Another matter of importance concerns technical training for the potential labour force. On the one hand, Karakoram International University (GB’s only university) is producing an army of educated yet unskilled labour. On the other, there is the burgeoning unemployment rate. CPEC gives hope. Without providing training to graduates in skills required for CPEC-related opportunities, however, their hopes cannot be realised. Although the government has already announced the establishment of a technical institute, setting it up and making it function remains a bigger challenge.
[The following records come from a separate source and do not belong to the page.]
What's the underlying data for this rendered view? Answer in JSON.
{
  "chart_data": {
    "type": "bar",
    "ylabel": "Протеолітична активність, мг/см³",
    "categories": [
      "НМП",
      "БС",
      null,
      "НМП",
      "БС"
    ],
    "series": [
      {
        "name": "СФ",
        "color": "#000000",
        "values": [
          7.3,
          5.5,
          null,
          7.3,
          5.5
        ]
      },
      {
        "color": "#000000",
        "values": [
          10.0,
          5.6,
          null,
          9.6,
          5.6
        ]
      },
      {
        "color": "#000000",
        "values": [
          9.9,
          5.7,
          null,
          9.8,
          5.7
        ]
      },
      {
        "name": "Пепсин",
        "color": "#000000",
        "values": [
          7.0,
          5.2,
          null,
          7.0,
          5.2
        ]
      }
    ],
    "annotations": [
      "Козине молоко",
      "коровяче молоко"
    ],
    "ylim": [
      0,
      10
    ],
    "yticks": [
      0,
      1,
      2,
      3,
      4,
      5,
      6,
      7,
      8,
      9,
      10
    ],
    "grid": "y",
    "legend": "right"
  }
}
GB must also take advantage of the policy window now open under the aegis of CPEC. Building partnerships between KIU and universities in Xinxiang, linking respective chambers of commerce and trade associations, and encouraging students/teachers exchange programmes are just a few policy responses the government can study.

CPEC heralds not just the reincarnation of the ancient Silk Route but also the revival of major cities (especially Gilgit city), which for centuries remained the hub of economic activities and trade. As the capital of the province and now a gateway to CPEC, the strategic importance of Gilgit has increased manifold. Sadly, its expansion is mismanaged and ill-planned. Once CPEC is operational the city will expand ruthlessly, accompanied by in-migration, heavy traffic, and a high demand for housing, healthcare and other services. This must be addressed for CPEC’s potential benefits to manifest themselves, and it must be done while factoring in indigenous rights.

Most importantly, tackling CPEC’s critics will arise time and again. Silencing critical voices by labelling them unpatriotic will not serve our national interests. Allowing for dialogue, even grievances, will not only strengthen regional democracy but also ensure the sustainability of CPEC.

And finally, despite the step-motherly attitude of the centre towards it, Pakistan remains GB’s lifeline; local citizens opted for it 69 years ago and they remain steadfast in their commitment. By not allocating funds out of $36bn worth of energy investment, however, their political deprivation is now coupled with economic deprivation. Harnessing CPEC’s indirect benefits remains the only way ahead for the GB government and its people to gain advantage from it.

The writer holds a PhD in economics and public policy and teaches at Karakoram International University, Gilgit.